With Yoshida in charge of the SV-3 project, design boss Seiichi Yamauchi had already produced the angular ‘SA-X’ prototype by 1981. The production MR2 shape was already evident; though, bizarrely, the SA-X bore a greater resemblance to the Pontiac Fiero, a similar car being developed, unknown to Yamauchi, in parallel.

Toyota unveiled a more refined SV-3 concept at the Tokyo Motor Show in 1983, housing Toyota’s new 1.6-litre 4A-GE engine and running gear sourced from that year’s new-generation E80 Corolla.
The sexy two-seater was in Japanese showrooms just six months later as the MR2 (coded W10), reaching the US and Europe in 1985 and Australia in late-1987. The MR2’s American ambitions were clear in the car’s bonnet logo, featuring an eagle.
Recalling the tale of Jack Brabham’s MRD (Motor Racing Developments), in French the ‘MR2’ name sounded too much like merde. The car went to Francophone markets as the Coupe MR.
Sweet and squat, ‘Mister Two’ measured just 3.95m long and 1.25m tall. The McPherson strut front and Chapman strut/trailing arm rear offered toe, camber and castor adjustment at each corner. Weight bias was 55 percent to the rear.
Lotus suspension engineer Roger Becker had helped lay out initial prototypes, and Toyota IndyCar owner and former F1 star Dan Gurney did further chassis tuning in the US and Japan.

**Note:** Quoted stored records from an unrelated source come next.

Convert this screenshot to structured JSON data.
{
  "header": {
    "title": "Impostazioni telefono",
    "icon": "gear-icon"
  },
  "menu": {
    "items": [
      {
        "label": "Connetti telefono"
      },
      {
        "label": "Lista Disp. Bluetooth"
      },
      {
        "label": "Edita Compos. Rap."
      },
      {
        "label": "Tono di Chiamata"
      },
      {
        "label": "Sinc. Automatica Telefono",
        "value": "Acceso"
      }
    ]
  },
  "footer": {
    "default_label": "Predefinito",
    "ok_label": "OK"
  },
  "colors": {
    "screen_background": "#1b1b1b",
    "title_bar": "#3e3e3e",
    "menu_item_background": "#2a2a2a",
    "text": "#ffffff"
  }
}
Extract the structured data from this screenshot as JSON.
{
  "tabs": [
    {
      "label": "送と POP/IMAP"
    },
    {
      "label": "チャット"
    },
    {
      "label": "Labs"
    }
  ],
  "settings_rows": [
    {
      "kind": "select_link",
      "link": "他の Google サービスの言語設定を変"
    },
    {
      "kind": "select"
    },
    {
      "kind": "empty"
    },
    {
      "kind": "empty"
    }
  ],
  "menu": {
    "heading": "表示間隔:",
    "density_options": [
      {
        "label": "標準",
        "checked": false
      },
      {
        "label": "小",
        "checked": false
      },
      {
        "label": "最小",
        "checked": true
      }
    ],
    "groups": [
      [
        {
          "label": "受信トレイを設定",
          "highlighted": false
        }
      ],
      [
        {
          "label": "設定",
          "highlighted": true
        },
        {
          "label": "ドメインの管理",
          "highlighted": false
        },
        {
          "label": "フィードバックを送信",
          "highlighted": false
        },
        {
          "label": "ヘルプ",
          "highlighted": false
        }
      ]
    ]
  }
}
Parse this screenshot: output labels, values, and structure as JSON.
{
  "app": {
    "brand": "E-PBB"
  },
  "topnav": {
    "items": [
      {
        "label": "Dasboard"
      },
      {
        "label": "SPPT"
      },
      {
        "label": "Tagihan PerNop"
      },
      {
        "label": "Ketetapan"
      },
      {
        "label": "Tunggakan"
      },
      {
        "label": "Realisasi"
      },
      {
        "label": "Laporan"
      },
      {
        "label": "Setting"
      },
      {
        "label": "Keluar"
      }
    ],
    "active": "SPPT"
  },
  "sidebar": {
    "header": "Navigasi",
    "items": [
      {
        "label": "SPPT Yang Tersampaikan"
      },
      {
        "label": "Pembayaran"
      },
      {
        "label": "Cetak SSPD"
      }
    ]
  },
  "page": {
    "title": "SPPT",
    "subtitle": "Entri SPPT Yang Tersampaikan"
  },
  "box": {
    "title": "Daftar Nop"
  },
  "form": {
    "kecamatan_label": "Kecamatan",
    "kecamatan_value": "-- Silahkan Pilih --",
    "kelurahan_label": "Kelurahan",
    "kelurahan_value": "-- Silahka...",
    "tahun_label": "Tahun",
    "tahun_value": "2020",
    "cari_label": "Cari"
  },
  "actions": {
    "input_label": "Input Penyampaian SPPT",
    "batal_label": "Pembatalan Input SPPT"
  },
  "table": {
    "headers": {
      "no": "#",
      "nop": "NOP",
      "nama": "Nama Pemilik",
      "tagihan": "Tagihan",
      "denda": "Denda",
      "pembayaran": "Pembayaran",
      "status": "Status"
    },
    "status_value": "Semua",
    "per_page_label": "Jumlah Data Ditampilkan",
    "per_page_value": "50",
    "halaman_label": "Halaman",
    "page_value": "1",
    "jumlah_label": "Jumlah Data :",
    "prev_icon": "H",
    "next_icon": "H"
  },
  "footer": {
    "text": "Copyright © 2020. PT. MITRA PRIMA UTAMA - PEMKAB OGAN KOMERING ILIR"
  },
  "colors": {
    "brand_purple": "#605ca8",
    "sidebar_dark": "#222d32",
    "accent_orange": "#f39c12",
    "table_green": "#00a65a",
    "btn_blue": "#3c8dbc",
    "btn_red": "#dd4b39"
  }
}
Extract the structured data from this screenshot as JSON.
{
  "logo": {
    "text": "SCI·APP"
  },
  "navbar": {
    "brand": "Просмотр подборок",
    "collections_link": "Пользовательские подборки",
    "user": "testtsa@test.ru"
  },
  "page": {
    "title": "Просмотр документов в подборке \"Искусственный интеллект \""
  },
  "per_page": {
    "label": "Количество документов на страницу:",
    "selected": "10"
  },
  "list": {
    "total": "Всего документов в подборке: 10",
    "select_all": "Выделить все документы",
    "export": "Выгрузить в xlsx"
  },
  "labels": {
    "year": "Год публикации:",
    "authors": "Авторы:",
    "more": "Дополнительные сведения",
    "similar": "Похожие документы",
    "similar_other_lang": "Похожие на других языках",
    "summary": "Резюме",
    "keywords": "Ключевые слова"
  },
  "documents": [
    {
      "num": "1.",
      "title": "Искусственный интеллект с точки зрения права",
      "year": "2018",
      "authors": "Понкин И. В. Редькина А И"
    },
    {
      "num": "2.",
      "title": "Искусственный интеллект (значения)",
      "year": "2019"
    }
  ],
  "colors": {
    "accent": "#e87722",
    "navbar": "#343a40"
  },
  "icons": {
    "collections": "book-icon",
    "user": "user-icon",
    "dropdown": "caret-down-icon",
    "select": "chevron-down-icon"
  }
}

The 1.6-litre, injected 4A-GE engine was destined for greatness. With a Yamaha-developed, 16-valve DOHC head (a 20-valve version came later), its only other rear-wheel drive application would be in the beloved 1983 Corolla AE86. Rigged to an E80 Corolla front-wheel drive transaxle for the MR2, the 4A-GE cranked out 80kW at 6600rpm and 139Nm at 4800rpm.
The resultant MR2 was nothing short of jaw-dropping: a lightweight, great-handling and, at around $32,000, ostensibly affordable sports car. Weighing just 1050kg, the five-speed MR2 clocked a claimed 8.7 seconds for the 0-100km/h sprint and covered the standing 400m in 16.2 seconds. A later, not-for-Oz supercharged version upped power to 108kW.
The compact interior was fashionably ’80s-angular. Supportive seating, an adjustable three-spoke wheel and low driving position helped get the juices flowing, but some media lamented the absence of supercar ambience and shortage of engine noise in the cabin. A T-top roof joined the sunroof as an option from 1985.
The MR2’s handling tended to quick oversteer, which challenged most buyers who were mid-engined virgins. Even so, the MR2 romped away with Japan’s Car of the Year 1984-85 award, besting the impressive Honda Civic CR-X and the forgettable Nissan Laurel sedan.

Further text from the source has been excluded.